Pour moi cet aspect est capital tout simplement. Il y a une nécessité presque évidente pour nous d’avoir cette réflexion au niveau de l’image et de la communication. L’époque veut ça, d’autant que je suis de la génération qui se fait connaître par Youtube. Donc j’en profite au passage pour remercier Célia Fousset qui fait un super travail sur mon Instagram ainsi que MIMS et 3:14 qui assurent vraiment au niveau de mes clips; et qui du coup donnent la possibilité d’avoir un travail de création remarquable.

8/C’est aussi ta première grosse tournée, tu ouvres actuellement pour Keith Ape, comment vis-tu cette nouvelle expérience ?

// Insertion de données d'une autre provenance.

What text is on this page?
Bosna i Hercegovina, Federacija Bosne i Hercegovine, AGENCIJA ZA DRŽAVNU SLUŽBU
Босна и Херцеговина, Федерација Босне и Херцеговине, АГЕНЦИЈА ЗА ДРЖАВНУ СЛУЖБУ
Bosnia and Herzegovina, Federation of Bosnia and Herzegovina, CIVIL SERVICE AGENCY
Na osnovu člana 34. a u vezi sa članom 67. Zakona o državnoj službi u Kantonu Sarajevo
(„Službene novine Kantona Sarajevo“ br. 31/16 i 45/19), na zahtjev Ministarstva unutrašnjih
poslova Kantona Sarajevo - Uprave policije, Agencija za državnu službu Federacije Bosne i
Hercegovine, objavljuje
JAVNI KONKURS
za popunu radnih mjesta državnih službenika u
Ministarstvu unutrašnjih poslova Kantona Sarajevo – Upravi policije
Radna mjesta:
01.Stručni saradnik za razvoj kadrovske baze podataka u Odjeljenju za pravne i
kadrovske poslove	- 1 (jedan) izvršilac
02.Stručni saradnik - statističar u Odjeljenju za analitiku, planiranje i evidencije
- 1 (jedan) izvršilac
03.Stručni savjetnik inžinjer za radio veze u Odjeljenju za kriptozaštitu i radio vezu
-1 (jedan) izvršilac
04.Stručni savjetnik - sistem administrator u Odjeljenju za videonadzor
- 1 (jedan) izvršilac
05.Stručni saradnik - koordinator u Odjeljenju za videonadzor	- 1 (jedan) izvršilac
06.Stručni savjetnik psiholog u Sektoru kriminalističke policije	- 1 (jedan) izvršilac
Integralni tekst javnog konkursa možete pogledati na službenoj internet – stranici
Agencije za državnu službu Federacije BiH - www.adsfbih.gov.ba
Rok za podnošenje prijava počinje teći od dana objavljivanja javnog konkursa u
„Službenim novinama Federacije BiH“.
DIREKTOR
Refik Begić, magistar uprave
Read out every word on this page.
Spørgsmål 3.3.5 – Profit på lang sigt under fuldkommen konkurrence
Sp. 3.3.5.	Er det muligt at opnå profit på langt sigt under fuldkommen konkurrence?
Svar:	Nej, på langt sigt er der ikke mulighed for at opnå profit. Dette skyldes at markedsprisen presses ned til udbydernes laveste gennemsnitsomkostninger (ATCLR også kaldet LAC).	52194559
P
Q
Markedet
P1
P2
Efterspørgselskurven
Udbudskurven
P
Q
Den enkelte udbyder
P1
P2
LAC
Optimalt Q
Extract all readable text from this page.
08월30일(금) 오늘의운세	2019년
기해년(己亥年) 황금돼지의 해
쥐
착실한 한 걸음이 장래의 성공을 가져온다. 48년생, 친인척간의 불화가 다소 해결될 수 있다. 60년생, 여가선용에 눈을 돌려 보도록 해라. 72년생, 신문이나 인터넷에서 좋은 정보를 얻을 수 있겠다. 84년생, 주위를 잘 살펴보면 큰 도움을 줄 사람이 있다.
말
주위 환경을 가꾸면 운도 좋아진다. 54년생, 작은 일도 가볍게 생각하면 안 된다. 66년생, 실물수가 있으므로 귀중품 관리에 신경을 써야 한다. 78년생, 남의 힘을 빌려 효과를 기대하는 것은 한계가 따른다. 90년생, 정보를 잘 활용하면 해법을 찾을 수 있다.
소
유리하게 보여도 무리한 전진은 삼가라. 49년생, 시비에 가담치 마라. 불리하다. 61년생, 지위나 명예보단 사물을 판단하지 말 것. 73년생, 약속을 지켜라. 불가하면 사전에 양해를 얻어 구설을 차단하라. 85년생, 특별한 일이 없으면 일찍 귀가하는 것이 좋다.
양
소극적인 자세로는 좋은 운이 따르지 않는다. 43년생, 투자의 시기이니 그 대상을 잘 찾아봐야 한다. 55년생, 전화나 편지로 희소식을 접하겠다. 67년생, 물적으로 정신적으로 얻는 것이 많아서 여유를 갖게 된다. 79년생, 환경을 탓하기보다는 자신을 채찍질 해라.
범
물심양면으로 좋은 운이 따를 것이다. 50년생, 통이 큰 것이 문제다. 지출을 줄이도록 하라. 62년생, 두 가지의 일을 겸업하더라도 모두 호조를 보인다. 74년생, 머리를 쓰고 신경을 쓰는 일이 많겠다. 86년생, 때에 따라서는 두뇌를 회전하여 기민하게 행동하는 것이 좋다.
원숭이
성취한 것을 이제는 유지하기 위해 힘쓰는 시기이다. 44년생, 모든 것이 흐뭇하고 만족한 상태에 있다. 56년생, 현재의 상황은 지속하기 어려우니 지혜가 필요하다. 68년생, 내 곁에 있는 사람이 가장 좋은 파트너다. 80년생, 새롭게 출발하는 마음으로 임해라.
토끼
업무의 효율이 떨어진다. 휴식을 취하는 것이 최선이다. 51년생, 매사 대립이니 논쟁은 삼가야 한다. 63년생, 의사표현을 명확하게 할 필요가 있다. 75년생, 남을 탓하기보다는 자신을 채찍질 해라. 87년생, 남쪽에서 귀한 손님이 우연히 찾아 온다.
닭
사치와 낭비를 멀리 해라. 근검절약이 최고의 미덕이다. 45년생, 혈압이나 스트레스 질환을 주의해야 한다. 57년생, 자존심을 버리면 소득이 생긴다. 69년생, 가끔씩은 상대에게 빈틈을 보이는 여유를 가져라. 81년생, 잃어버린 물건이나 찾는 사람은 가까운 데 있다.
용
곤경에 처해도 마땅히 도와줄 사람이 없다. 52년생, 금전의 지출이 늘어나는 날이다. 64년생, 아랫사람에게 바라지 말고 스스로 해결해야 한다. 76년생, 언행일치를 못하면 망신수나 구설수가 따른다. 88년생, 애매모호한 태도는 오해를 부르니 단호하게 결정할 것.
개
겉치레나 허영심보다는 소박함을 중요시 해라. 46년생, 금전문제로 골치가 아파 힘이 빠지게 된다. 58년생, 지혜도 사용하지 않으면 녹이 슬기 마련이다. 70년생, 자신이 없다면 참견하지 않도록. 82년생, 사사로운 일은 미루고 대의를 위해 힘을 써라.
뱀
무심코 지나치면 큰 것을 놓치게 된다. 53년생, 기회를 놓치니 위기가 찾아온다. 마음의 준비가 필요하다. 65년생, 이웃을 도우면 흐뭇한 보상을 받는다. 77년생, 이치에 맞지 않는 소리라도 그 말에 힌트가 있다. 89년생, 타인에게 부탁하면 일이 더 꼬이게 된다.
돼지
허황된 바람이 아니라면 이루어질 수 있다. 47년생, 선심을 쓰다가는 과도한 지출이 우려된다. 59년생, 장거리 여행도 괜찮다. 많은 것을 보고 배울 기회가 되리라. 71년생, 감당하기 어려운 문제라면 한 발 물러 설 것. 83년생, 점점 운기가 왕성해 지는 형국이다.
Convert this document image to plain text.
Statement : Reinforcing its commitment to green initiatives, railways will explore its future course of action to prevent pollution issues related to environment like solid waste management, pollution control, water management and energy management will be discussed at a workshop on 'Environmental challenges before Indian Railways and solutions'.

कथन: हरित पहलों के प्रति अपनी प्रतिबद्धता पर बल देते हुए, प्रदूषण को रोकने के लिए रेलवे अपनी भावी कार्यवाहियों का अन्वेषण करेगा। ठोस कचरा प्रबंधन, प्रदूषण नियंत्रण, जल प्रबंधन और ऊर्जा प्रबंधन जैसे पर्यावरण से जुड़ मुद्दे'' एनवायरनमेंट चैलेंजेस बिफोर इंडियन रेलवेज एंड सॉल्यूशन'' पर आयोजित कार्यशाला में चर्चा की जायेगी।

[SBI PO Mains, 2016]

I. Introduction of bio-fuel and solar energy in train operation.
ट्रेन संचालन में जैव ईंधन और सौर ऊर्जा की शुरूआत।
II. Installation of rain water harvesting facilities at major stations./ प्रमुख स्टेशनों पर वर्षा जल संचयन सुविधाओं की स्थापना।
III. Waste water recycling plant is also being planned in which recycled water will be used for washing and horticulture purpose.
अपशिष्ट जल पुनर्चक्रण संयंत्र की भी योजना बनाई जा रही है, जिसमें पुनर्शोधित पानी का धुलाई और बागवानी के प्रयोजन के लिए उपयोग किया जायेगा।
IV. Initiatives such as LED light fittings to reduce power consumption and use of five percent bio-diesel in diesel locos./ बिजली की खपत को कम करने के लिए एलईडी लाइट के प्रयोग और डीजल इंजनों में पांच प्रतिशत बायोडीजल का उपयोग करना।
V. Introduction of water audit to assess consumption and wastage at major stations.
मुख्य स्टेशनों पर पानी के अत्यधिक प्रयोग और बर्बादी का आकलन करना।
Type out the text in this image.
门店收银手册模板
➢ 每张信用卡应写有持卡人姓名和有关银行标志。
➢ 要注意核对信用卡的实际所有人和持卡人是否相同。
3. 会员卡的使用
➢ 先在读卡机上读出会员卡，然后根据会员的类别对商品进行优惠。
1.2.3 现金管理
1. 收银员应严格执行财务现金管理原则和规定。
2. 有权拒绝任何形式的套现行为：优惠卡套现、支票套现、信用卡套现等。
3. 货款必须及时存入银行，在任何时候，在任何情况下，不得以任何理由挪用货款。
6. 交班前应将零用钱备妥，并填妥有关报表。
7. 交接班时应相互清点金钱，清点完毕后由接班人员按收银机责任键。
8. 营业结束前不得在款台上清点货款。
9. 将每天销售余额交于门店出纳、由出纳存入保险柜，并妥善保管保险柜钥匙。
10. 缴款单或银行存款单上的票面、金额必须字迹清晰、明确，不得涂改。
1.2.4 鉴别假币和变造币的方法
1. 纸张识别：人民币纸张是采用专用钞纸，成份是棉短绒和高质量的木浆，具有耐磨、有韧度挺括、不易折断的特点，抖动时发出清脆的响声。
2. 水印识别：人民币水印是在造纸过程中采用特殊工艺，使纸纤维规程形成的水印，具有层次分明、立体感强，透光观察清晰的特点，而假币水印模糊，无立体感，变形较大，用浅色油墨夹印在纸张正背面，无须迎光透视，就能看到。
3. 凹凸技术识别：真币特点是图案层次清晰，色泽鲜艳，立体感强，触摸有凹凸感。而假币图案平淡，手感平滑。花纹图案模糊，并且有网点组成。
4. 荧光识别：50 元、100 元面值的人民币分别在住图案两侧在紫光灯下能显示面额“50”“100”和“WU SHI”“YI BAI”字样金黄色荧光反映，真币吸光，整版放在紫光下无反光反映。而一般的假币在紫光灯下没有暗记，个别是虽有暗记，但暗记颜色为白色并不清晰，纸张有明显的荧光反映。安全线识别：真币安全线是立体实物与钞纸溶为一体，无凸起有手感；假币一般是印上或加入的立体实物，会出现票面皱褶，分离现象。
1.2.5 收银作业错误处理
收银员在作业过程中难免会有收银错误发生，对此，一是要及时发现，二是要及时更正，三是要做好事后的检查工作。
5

C’est quelque chose de super positif, notamment au niveau de l’échange avec le public. On a été surpris du nombre de fans qui viennent nous voir à la fin des concerts, et on essaye de créer un climat le plus cool possible autour de cette tournée. Ça passe aussi par le soutien à des projets locaux, et l’inspiration que ça nous procure.

9/Une question un peu plus personnelle, qu’as-tu écouté pendant l’écriture du projet ?

J’ai toujours énormément écouté Amy Winehouse, sinon des artistes comme Dilon Cooper, mais aussi Jacques Brel, pas mal de chanson française, du jazz aussi… J’essaye d’être ouvert au maximum à des univers éloignés du rap tout en restant assez informé de ce qui se fait. La tournée, et le travail au quotidien d’ailleurs font aussi que l’on échange beaucoup de références entre nous.

10/Des projets à venir dont tu souhaiterais nous dire un mot ?

Tout d’abord, le duo avec Nelick (Palass) devrait revenir avec un nouveau projet, après notre mixtape de cet automne (Acid Rose Garden ndlr). Et il y a aussi des choses en solo qui devraient sortir sous peu

11/Le mot de la fin ?

Je t’aime… (rires)

Merci à Lord Esperanza, Nelick, Le Sucre, Tom Gouy et à la marque Ninetynine Problems pour leur travail respectif.